Your other favorite form of documenting? Writing it down. You love to learn, so you're always taking notes. You can usually be found after class scribbling down your dance teacher's latest piece of wisdom. Your dance bag is crammed with half-filled notebooks, and you wouldn't have it any other way.


You like to be prepared, Capricorn. And we mean prepared—for every bad scenario imaginable. That's why your dance bag is a mini survival kit. The first Capricorn dance bag guarantee? A stitch kit, of course. Losing a ribbon on your pointe shoe mid-rehearsal is your worst nightmare.

You also always have at least three spare leotards handy. After all, what if you spill something, or get too sweaty or, worst of all, show up to an audition in the same leotard as your dance rival? No, thank you. As a Capricorn, you're expecting the best and preparing for the worst.

Another key to your survival kit? Headphones, so you can drown out the noise around you and focus on your dancing. And before anyone asks, the answer is yes, you have the perfect playlist—for each and every occasion.


Aquarius, you love helping others. That's why it sometimes seems like your dance bag isn't even for you—it's filled with stuff you bring for your friends. Snacks for one dance bestie, Band-Aids for another, and tampons, of course, just in case anyone needs one.

But when it comes to you, you're all about originality. That's why you always have tons of fun accessories in your bag: striped legwarmers, colorful socks, tie-dyed sweats and more than a couple of fun additions to your ballet bun, just to make it a little more interesting.

You're also a rebel at heart, Aquarius, which is why there's usually something in your dance bag that just borders on breaking the rules. Maybe your studio is strictly black leotards only—and yours is gray. Or phones are completely banned—and you just put yours on vibrate. We see you.


Like your fellow water sign Cancer, you're big on hydrating during dance class. But as a Pisces, you're a little more imaginative (and a little less practical), meaning you're usually carrying your water in something aesthetically pleasing, like a mason jar, a tumbler, or one of those fancy water bottles with a crystal in the base.
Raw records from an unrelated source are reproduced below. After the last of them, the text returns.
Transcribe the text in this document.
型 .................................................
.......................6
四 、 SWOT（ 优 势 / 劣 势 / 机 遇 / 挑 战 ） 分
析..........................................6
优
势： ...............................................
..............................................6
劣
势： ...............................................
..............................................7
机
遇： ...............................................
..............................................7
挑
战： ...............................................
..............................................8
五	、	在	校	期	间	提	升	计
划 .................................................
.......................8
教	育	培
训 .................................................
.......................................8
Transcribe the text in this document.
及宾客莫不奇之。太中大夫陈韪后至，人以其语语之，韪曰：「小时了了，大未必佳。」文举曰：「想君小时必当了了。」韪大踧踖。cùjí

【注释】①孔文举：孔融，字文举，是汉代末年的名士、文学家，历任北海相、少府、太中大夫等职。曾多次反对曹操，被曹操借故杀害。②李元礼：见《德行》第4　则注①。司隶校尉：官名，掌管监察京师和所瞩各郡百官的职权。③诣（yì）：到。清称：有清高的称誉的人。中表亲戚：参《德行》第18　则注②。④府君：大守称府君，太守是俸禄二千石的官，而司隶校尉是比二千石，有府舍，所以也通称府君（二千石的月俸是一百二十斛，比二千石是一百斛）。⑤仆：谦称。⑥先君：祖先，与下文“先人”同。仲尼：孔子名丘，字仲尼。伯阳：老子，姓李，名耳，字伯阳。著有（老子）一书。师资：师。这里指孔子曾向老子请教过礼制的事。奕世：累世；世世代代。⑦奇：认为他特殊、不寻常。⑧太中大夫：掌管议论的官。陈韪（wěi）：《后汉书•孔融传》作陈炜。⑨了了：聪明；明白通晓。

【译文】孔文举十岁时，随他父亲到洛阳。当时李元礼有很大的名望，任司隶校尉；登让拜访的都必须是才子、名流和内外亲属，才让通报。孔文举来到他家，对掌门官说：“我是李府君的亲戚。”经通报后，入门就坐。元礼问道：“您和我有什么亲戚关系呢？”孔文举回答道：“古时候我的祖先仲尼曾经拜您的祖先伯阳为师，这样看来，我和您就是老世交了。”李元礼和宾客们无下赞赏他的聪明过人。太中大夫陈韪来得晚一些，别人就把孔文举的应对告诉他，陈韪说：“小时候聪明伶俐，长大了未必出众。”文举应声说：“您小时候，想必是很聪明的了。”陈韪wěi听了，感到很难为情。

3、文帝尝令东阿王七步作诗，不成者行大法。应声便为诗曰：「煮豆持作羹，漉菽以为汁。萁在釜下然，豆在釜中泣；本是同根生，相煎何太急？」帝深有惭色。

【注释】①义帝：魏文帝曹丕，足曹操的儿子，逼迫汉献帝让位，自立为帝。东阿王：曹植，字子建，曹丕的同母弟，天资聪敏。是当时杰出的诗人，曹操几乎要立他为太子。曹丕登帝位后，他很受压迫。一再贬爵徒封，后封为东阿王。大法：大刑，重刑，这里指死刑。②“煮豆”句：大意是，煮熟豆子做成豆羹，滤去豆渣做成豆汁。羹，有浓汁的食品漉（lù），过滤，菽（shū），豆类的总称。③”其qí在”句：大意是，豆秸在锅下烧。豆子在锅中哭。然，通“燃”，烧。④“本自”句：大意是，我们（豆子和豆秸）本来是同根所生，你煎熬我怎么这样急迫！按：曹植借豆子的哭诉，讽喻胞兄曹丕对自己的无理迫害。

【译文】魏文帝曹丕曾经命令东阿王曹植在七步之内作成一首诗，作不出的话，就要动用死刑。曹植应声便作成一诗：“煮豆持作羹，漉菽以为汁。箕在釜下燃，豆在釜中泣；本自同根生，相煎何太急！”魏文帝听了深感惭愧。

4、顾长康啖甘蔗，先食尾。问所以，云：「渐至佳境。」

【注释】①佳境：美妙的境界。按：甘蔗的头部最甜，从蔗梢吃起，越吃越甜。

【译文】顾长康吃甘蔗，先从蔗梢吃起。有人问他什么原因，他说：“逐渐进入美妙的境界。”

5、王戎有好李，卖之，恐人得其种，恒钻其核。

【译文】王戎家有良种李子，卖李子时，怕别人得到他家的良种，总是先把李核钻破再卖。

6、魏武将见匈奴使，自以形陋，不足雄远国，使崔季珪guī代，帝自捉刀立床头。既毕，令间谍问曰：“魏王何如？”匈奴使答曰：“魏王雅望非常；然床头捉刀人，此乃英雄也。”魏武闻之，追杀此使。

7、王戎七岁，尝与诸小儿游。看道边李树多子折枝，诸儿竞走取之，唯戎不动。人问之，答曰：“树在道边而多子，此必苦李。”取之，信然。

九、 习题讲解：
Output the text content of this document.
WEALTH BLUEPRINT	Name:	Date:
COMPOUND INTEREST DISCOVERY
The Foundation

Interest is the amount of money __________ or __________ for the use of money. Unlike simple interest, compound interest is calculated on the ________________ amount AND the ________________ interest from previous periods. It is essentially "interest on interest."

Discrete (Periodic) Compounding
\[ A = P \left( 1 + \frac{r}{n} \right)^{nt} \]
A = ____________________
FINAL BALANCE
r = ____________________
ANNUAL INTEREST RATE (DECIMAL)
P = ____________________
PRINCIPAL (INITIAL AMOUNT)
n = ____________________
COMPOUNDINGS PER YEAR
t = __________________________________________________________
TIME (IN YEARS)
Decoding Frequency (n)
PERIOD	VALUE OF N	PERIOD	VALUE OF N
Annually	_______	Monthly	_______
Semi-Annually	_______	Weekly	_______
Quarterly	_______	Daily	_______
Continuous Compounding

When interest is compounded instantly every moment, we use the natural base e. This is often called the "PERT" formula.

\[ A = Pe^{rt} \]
Unlike Cancer, you're a mutable sign, meaning you can adapt to just about any situation. Counterintuitively, this actually means your dance bag is pretty sparse. Unlike other zodiac signs who feel the need to overprepare in case of disaster, you're comfortable in most situations, and your dance bag reflects it. You like the basics, nothing else.

Something most people might not know about you, though, is that you get cold easily. We're not sure why, but it's a Pisces staple. That's why if you keep anything in your dance bag, it's the coziest of warm-ups.